Why does this matter? Differences in consumption at the dinner table are implicit demands that something be done to reduce those differences.
Whether government does enough to reduce inequality at the dinner table has no uncontestably right answer. But the discussion’s starting point should be measures of consumption, or at least disposable income, measured after taxes and transfers, and ideally accounting for age. Not inequality in net worth.
Unfortunately, consumption inequality statistics are hard to come by.
The most thorough look at consumption inequality is now almost a decade old.

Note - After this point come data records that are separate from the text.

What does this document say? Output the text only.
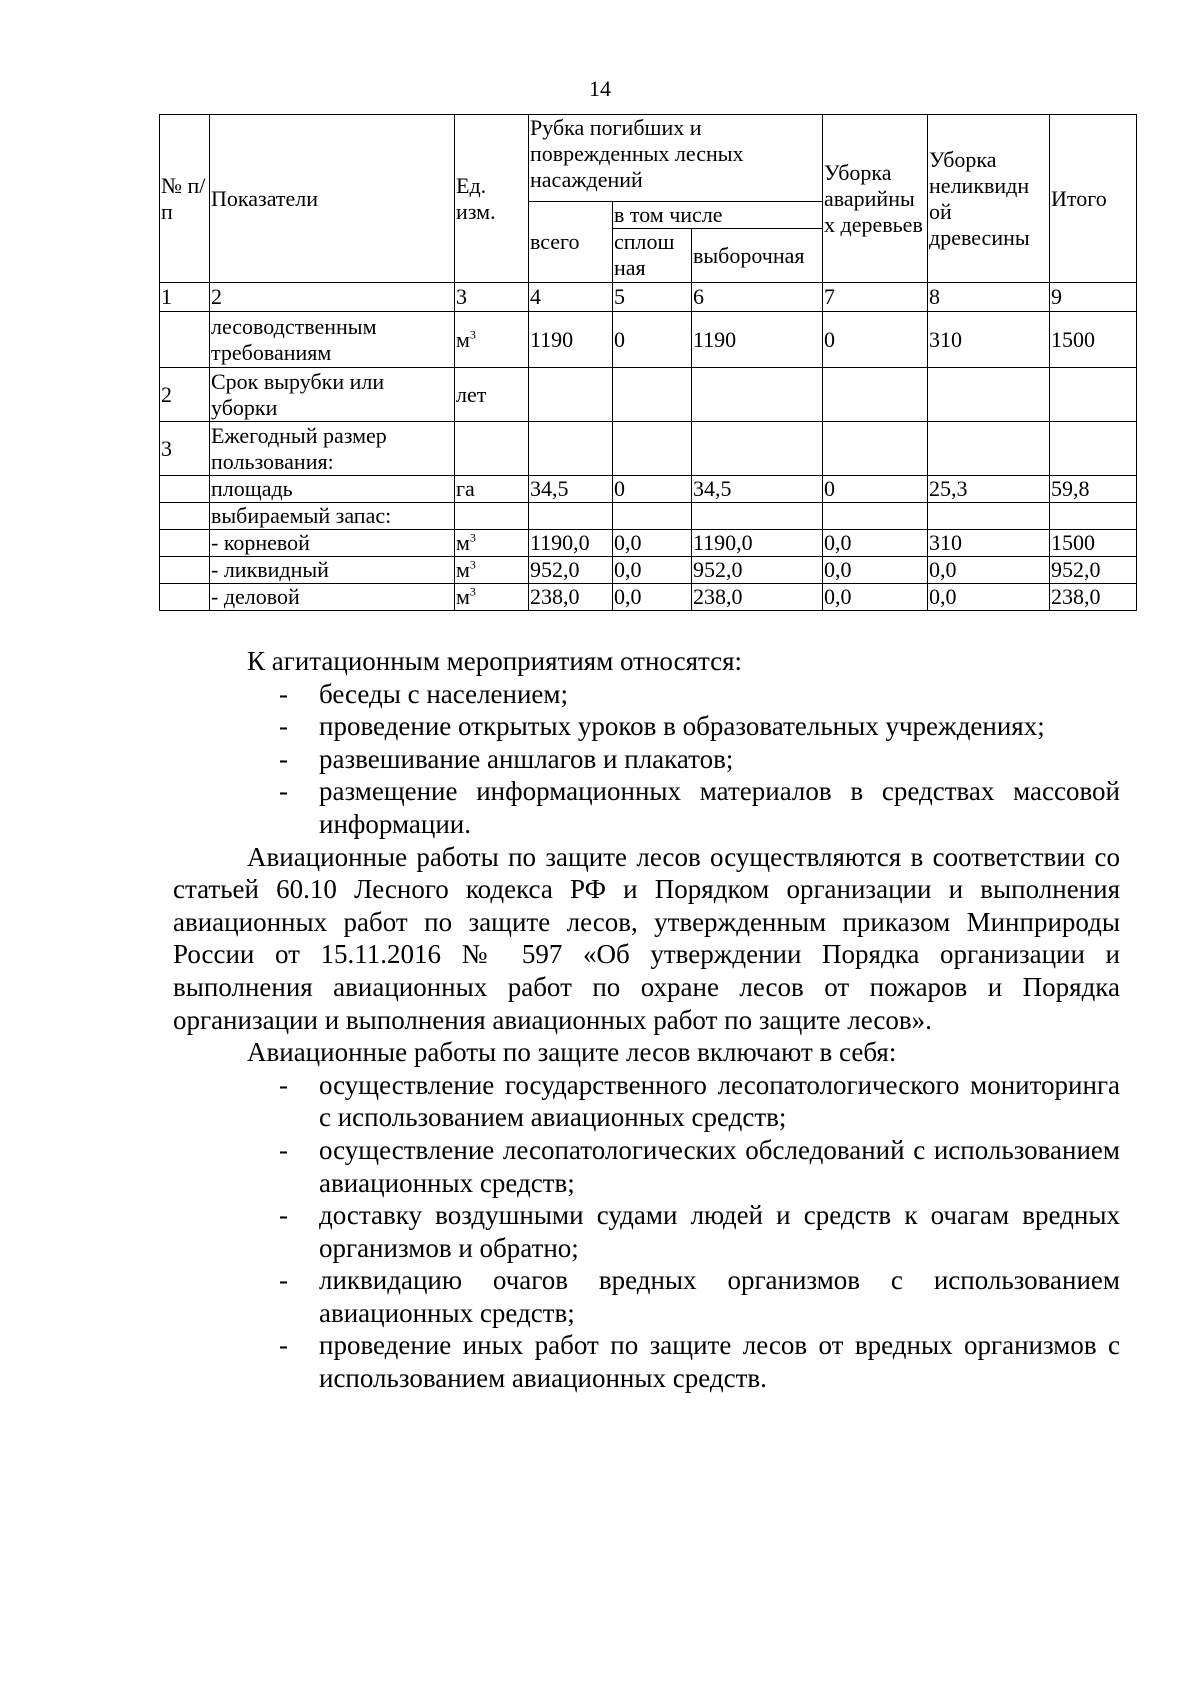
14
№ п/п	Показатели	Ед. изм.	Рубка погибших и поврежденных лесных насаждений			Уборка аварийны х деревьев	Уборка неликвидн ой древесины	Итого
			всего	в том числе				
				сплош ная	выборочная			
1	2	3	4	5	6	7	8	9
	лесоводственным требованиям	$м^3$	1190	0	1190	0	310	1500
2	Срок вырубки или уборки	лет						
3	Ежегодный размер пользования:							
	площадь	га	34,5	0	34,5	0	25,3	59,8
	выбираемый запас:							
	- корневой	$м^3$	1190,0	0,0	1190,0	0,0	310	1500
	- ликвидный	$м^3$	952,0	0,0	952,0	0,0	0,0	952,0
	- деловой	$м^3$	238,0	0,0	238,0	0,0	0,0	238,0

К агитационным мероприятиям относятся:

- беседы с населением;
- проведение открытых уроков в образовательных учреждениях;
- развешивание аншлагов и плакатов;
- размещение информационных материалов в средствах массовой информации.

Авиационные работы по защите лесов осуществляются в соответствии со статьей 60.10 Лесного кодекса РФ и Порядком организации и выполнения авиационных работ по защите лесов, утвержденным приказом Минприроды России от 15.11.2016 № 597 «Об утверждении Порядка организации и выполнения авиационных работ по охране лесов от пожаров и Порядка организации и выполнения авиационных работ по защите лесов».

Авиационные работы по защите лесов включают в себя:

- осуществление государственного лесопатологического мониторинга с использованием авиационных средств;
- осуществление лесопатологических обследований с использованием авиационных средств;
- доставку воздушными судами людей и средств к очагам вредных организмов и обратно;
- ликвидацию очагов вредных организмов с использованием авиационных средств;
- проведение иных работ по защите лесов от вредных организмов с использованием авиационных средств.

It showed consumption inequality, as measured by the Gini coefficient, was about 30 – less than half of the current Gini measure of inequality in net worth.
And while the consumption inequality figure is old, it is on par with current Gini measures of inequality in equivalised household disposable income, which sits at 32.
Substantial injustices underlie some inequalities in net worth, at least in my contestable view.
Restoring housing affordability by making it easier to build would reduce the widening gap between housing’s haves and have-nots – an important form of inequality.
But Treasury also explains it would also have the perverse effect of increasing measured overall inequality in net worth.
So much the worse for inequality in net worth as standard for judging the world.
Who gets to have a dining room in the first place, and who does not, would be a better way of illustrating real and damaging inequalities than a misleading dinner game.